When you knew this would become your vocation:
I studied political science at university, but started taking art history courses. Art took over, and I knew at the end that I would go to art school. I had always drawn and painted, and even tried designing buildings, throughout childhood and my teens, but it never occurred to me that this could be real work, a career.
Your greatest influence:
Moving to England, studying art in London — the people, the atmosphere, the museums . . .
Occupation you would have chosen (other than art):
Architecture, but I lacked math skills. I made the right choice.
Favourite pastime (other than art):
Reading, listening to music, cycling.
Favourite artist:
Turner, Vermeer, Rembrandt. And Agnes Martin, James Turrell, Gerhard Richter, Vera Frenkel.
Favourite writer and musician/composer:
George Eliot and Thomas Hardy. Musician/composer: Early Music, Bach, Beethoven. The Beatles, Joni Mitchell, Suzie Leblanc.
Favourite colour, flower and bird:
White, and all its variations; wild rose; seagulls.
Favourite food and drink:
Wild blueberries; a good coffee with heavy cream and maple syrup.

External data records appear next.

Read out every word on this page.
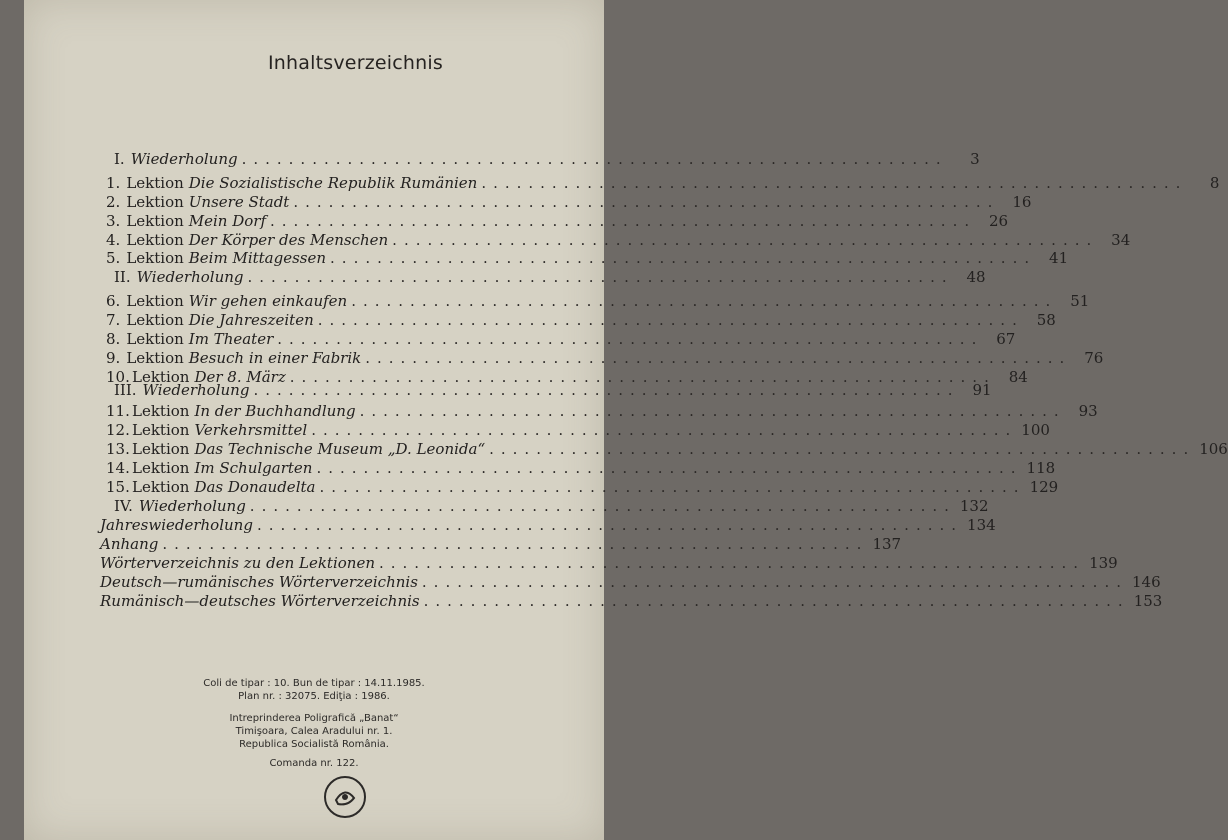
Inhaltsverzeichnis
I. Wiederholung ............................................................	3
1. Lektion Die Sozialistische Republik Rumänien ............................................................	8
2. Lektion Unsere Stadt ............................................................ 16
3. Lektion Mein Dorf ............................................................ 26
4. Lektion Der Körper des Menschen ............................................................ 34
5. Lektion Beim Mittagessen ............................................................ 41
II. Wiederholung ............................................................ 48
6. Lektion Wir gehen einkaufen ............................................................ 51
7. Lektion Die Jahreszeiten ............................................................ 58
8. Lektion Im Theater ............................................................ 67
9. Lektion Besuch in einer Fabrik ............................................................ 76
10. Lektion Der 8. März ............................................................ 84
III. Wiederholung ............................................................ 91
11. Lektion In der Buchhandlung ............................................................ 93
12. Lektion Verkehrsmittel ............................................................ 100
13. Lektion Das Technische Museum „D. Leonida“ ............................................................ 106
14. Lektion Im Schulgarten ............................................................ 118
15. Lektion Das Donaudelta ............................................................ 129
IV. Wiederholung ............................................................ 132
Jahreswiederholung ............................................................ 134
Anhang ............................................................ 137
Wörterverzeichnis zu den Lektionen ............................................................ 139
Deutsch—rumänisches Wörterverzeichnis ............................................................ 146
Rumänisch—deutsches Wörterverzeichnis ............................................................ 153
Coli de tipar : 10. Bun de tipar : 14.11.1985.
Plan nr. : 32075. Ediţia : 1986.
Intreprinderea Poligrafică „Banat“
Timişoara, Calea Aradului nr. 1.
Republica Socialistă România.
Comanda nr. 122.
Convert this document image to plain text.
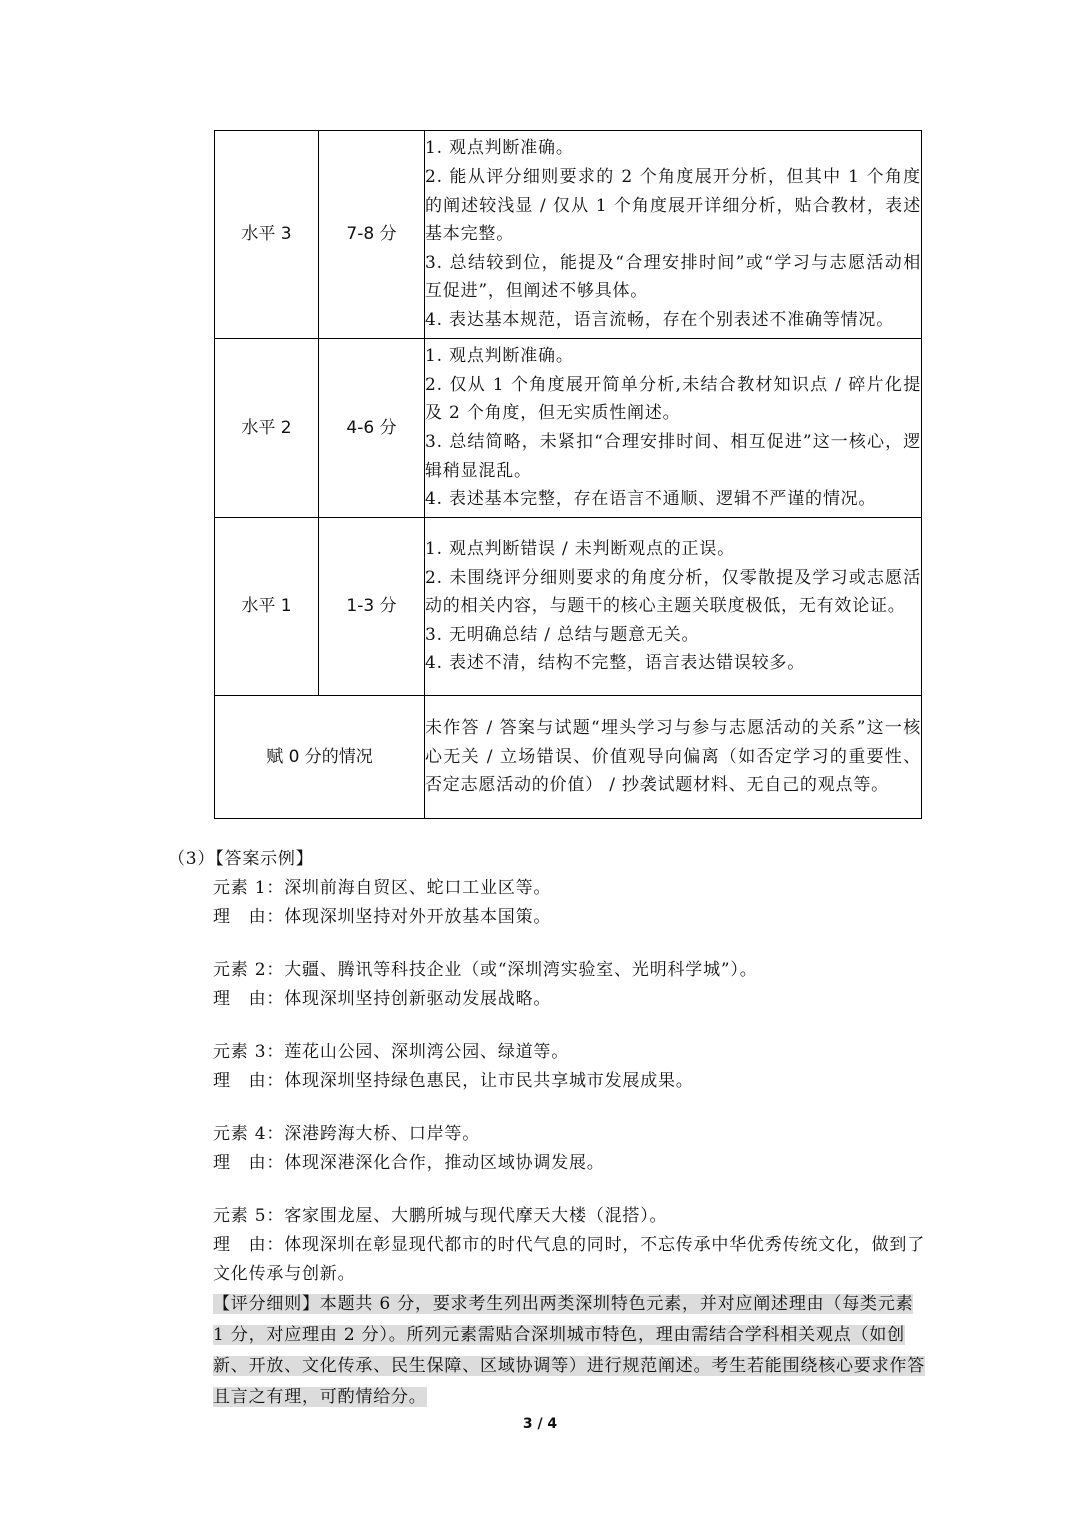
水平 3	7-8 分	1. 观点判断准确。
2. 能从评分细则要求的 2 个角度展开分析，但其中 1 个角度的阐述较浅显 / 仅从 1 个角度展开详细分析，贴合教材，表述基本完整。
3. 总结较到位，能提及“合理安排时间”或“学习与志愿活动相互促进”，但阐述不够具体。
4. 表达基本规范，语言流畅，存在个别表述不准确等情况。

水平 2	4-6 分	1. 观点判断准确。
2. 仅从 1 个角度展开简单分析,未结合教材知识点 / 碎片化提及 2 个角度，但无实质性阐述。
3. 总结简略，未紧扣“合理安排时间、相互促进”这一核心，逻辑稍显混乱。
4. 表述基本完整，存在语言不通顺、逻辑不严谨的情况。

水平 1	1-3 分	1. 观点判断错误 / 未判断观点的正误。
2. 未围绕评分细则要求的角度分析，仅零散提及学习或志愿活动的相关内容，与题干的核心主题关联度极低，无有效论证。
3. 无明确总结 / 总结与题意无关。
4. 表述不清，结构不完整，语言表达错误较多。

赋 0 分的情况		未作答 / 答案与试题“埋头学习与参与志愿活动的关系”这一核心无关 / 立场错误、价值观导向偏离（如否定学习的重要性、否定志愿活动的价值） / 抄袭试题材料、无自己的观点等。
（3）【答案示例】
元素 1：深圳前海自贸区、蛇口工业区等。
理　由：体现深圳坚持对外开放基本国策。
元素 2：大疆、腾讯等科技企业（或“深圳湾实验室、光明科学城”）。
理　由：体现深圳坚持创新驱动发展战略。
元素 3：莲花山公园、深圳湾公园、绿道等。
理　由：体现深圳坚持绿色惠民，让市民共享城市发展成果。
元素 4：深港跨海大桥、口岸等。
理　由：体现深港深化合作，推动区域协调发展。
元素 5：客家围龙屋、大鹏所城与现代摩天大楼（混搭）。
理　由：体现深圳在彰显现代都市的时代气息的同时，不忘传承中华优秀传统文化，做到了文化传承与创新。
【评分细则】本题共 6 分，要求考生列出两类深圳特色元素，并对应阐述理由（每类元素 1 分，对应理由 2 分）。所列元素需贴合深圳城市特色，理由需结合学科相关观点（如创新、开放、文化传承、民生保障、区域协调等）进行规范阐述。考生若能围绕核心要求作答且言之有理，可酌情给分。
3 / 4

Favourite smell and sound:
A wood fire; ambient sound, especially while cycling.
Favourite object:
A paintbrush left to me by a dear friend, and an eagle feather given to me with his blessing by a Canadian Ranger.
Favourite environment or landscape:
The Pontiac and Gatineau Hills, and the English countryside, preferably on a bicycle.
Favourite weather or season:
November, when the light is low and the earth is exposed.
Favourite expression, catchphrase, proverb or word:
I'm not sure . . .
Pet peeve:
Indifference.
Best quality:
Courage.
Worst flaw:
Indecision.
Your definition of happiness:
A happy family.
Ideal place to live:
Where I am at the moment.
A recurring dream:
Feeling lost and anxious in a group of people I seem to know, but not knowing what I am doing there or what I am expected to do.
One wish:
For environmental action by our politicians and corporations before it is really too late.
Aspirations before you die:
To see the above happen.
To me art is:
Consciousness and imagination revealed together.